CM 23 février 2012 à Montrouge – Une adjointe au maire démissionne

Lors de la séance du conseil municipal du 23 février 2012, Madame Belheur, a annoncé sa démission de sa fonction de maire-adjointe, déléguée à la santé et au personnel.
Elle a expliqué sa démission par une déclaration faite devant le conseil municipal. Le compte rendu de cette séance n’ayant repris que très brièvement sa déclaration, Madame Belheur a demandé au Maire de la publier intégralement dans un nouveau compte rendu. Le Maire a refusé. J’ai donc proposé à Madame Belheur de publier sa déclaration sur mon site et sur celui du Parti socialiste de Montrouge, ce que Madame Belheur a accepté.
Cette publication n’implique aucun engagement de la part de Madame Belheur, ni de ma part. Il s’agit simplement de permettre à une élue qui évoque des questions importantes pour notre ville de pouvoir s’exprimer. C’est une question de démocratie.
Wilfrid VINCENT
Président du groupe « La Gauche à Montrouge »
La déclaration d’Anne Belheur…
Intervention de Anne Belheur
Conseillère municipale de Montrouge
Conseil municipal du 23 février 2012
Monsieur le Maire,
Chers collègues,
Chères Montrougiennes, chers Montrougiens
C’est avec beaucoup d’émotion mais aussi une détermination sans faille, que j’ai décidé de démissionner de ma fonction de Maire-adjointe, déléguée à la santé et au personnel de Montrouge.
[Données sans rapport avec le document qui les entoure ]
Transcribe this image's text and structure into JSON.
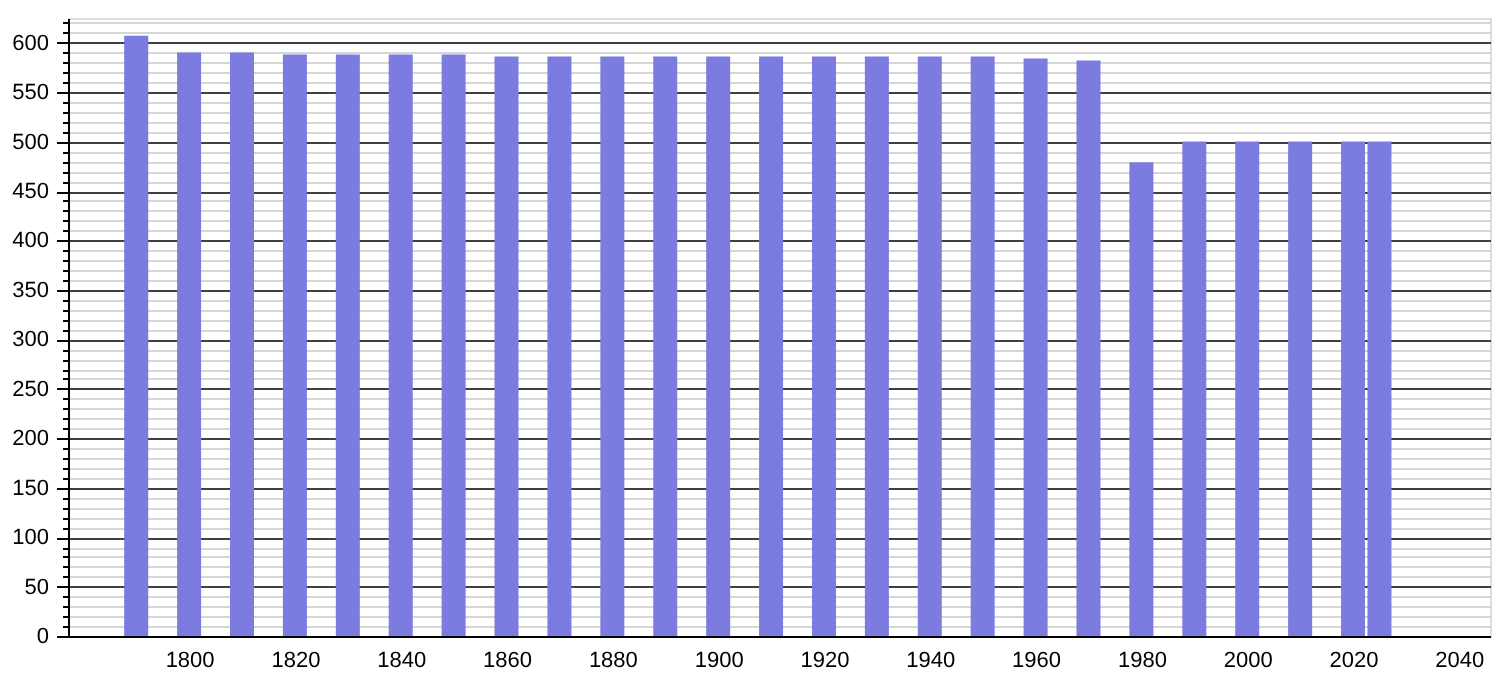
{
  "chart_data": {
    "type": "bar",
    "x": [
      1790,
      1800,
      1810,
      1820,
      1830,
      1840,
      1850,
      1860,
      1870,
      1880,
      1890,
      1900,
      1910,
      1920,
      1930,
      1940,
      1950,
      1960,
      1970,
      1980,
      1990,
      2000,
      2010,
      2020,
      2025
    ],
    "values": [
      607,
      590,
      590,
      588,
      588,
      588,
      588,
      586,
      586,
      586,
      586,
      586,
      586,
      586,
      586,
      586,
      586,
      584,
      582,
      479,
      500,
      500,
      500,
      500,
      500
    ],
    "color": "#7b7be0",
    "xlim": [
      1779,
      2044
    ],
    "xticks": [
      1800,
      1820,
      1840,
      1860,
      1880,
      1900,
      1920,
      1940,
      1960,
      1980,
      2000,
      2020,
      2040
    ],
    "ylim": [
      0,
      625
    ],
    "yticks": [
      0,
      {
        "value": 10,
        "label": null
      },
      {
        "value": 20,
        "label": null
      },
      {
        "value": 30,
        "label": null
      },
      {
        "value": 40,
        "label": null
      },
      50,
      {
        "value": 60,
        "label": null
      },
      {
        "value": 70,
        "label": null
      },
      {
        "value": 80,
        "label": null
      },
      {
        "value": 90,
        "label": null
      },
      100,
      {
        "value": 110,
        "label": null
      },
      {
        "value": 120,
        "label": null
      },
      {
        "value": 130,
        "label": null
      },
      {
        "value": 140,
        "label": null
      },
      150,
      {
        "value": 160,
        "label": null
      },
      {
        "value": 170,
        "label": null
      },
      {
        "value": 180,
        "label": null
      },
      {
        "value": 190,
        "label": null
      },
      200,
      {
        "value": 210,
        "label": null
      },
      {
        "value": 220,
        "label": null
      },
      {
        "value": 230,
        "label": null
      },
      {
        "value": 240,
        "label": null
      },
      250,
      {
        "value": 260,
        "label": null
      },
      {
        "value": 270,
        "label": null
      },
      {
        "value": 280,
        "label": null
      },
      {
        "value": 290,
        "label": null
      },
      300,
      {
        "value": 310,
        "label": null
      },
      {
        "value": 320,
        "label": null
      },
      {
        "value": 330,
        "label": null
      },
      {
        "value": 340,
        "label": null
      },
      350,
      {
        "value": 360,
        "label": null
      },
      {
        "value": 370,
        "label": null
      },
      {
        "value": 380,
        "label": null
      },
      {
        "value": 390,
        "label": null
      },
      400,
      {
        "value": 410,
        "label": null
      },
      {
        "value": 420,
        "label": null
      },
      {
        "value": 430,
        "label": null
      },
      {
        "value": 440,
        "label": null
      },
      450,
      {
        "value": 460,
        "label": null
      },
      {
        "value": 470,
        "label": null
      },
      {
        "value": 480,
        "label": null
      },
      {
        "value": 490,
        "label": null
      },
      500,
      {
        "value": 510,
        "label": null
      },
      {
        "value": 520,
        "label": null
      },
      {
        "value": 530,
        "label": null
      },
      {
        "value": 540,
        "label": null
      },
      550,
      {
        "value": 560,
        "label": null
      },
      {
        "value": 570,
        "label": null
      },
      {
        "value": 580,
        "label": null
      },
      {
        "value": 590,
        "label": null
      },
      600,
      {
        "value": 610,
        "label": null
      },
      {
        "value": 620,
        "label": null
      }
    ],
    "grid": "y"
  }
}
Cette décision n’a pas été facile à prendre car j’éprouve du respect pour l’autorité que vous incarnez mais aussi car j’ai trouvé fraternité et amitié auprès de certains collègues de l’équipe municipale.
Cependant, si le travail accompli dans le cadre de ma délégation à la santé, en partenariat avec l’équipe du CMS a permis l’émergence d’un projet construit dans la confiance, de profondes divergences liées à un conflit de valeurs relatifs à la gestion des ressources humaines de la ville m’ont conduite à prendre cette décision, en vertu de ma conscience et de ma fidélité à mes convictions.
Pendant presque quatre ans, depuis mon élection et jusqu’à maintenant, j’ai voulu me donner la chance de pouvoir transformer les choses, de faire évoluer le management vis-à-vis du personnel de la commune, de porter une politique aux méthodes éprouvées, centrées sur le principe du gagnant/gagnant et celui d’égal respect entre l’employeur et le salarié. J’ai constaté différents dysfonctionnements dans les services et n’ai été entendue, ni lorsque je les ai rapportés, ni lorsque j’ai proposé des solutions pour identifier leurs causes, avec des méthodologies d’actions pour y remédier.
Le pouvoir en lui-même, ses attributs et ses avantages ne m’intéressent pas. En revanche, j’ai toujours recherché « le pouvoir agir », or au regard du temps écoulé, j’estime ne pas avoir eu la latitude nécessaire pour justement, « pouvoir agir » comme je le souhaitais et sais maintenant que je ne l’aurais pas plus à l’avenir.
J’ai temporisé, peut-être un peu trop longtemps, pensant que l’on pouvait faire partie d’une équipe municipale malgré des origines politiques différentes et que ce positionnement n’était pas incompatible avec l’action locale. Peut-être est-ce la limite stratégique du Modem, auquel je n’adhère plus depuis deux ans et qui pour construire sa légitimité, avait besoin d’élus, alliés de toutes parts à gauche et à droite? Sans doute me suis-je trompée car l’aventure me tentait. Mais je ne regrette rien car cette expérience m’a beaucoup appris et qu’elle me renforcera dans mon nouveau rôle. Je reste en effet, élue conseillère municipale et compte bien continuer à m’investir pour Montrouge, en exerçant les nouvelles responsabilités qui désormais m’incombent.
Enfin dans le monde implacable où nous vivons, où les gens, parfois tant éprouvés par leurs conditions de vie et la nécessité de simplement survivre, n’ont aucun choix et bien qu’on ne puisse pas comparer la vie professionnelle à celle de l’élu, je suis consciente que je bénéficie d’un immense privilège : celui d’avoir le droit, la possibilité et la chance, d’exprimer mon désaccord en toute liberté.
C’est donc dans l’état d’esprit d’une femme totalement libre, fière de ses engagements et de ses idées, que je renonce aux fonctions que j’ai occupées depuis mars 2008, pourtant avec passion et enthousiasme et le sincère désir de faire au mieux, non seulement pour tous les montrougiens mais aussi pour les agents de notre collectivité.
Je vous remercie de votre attention.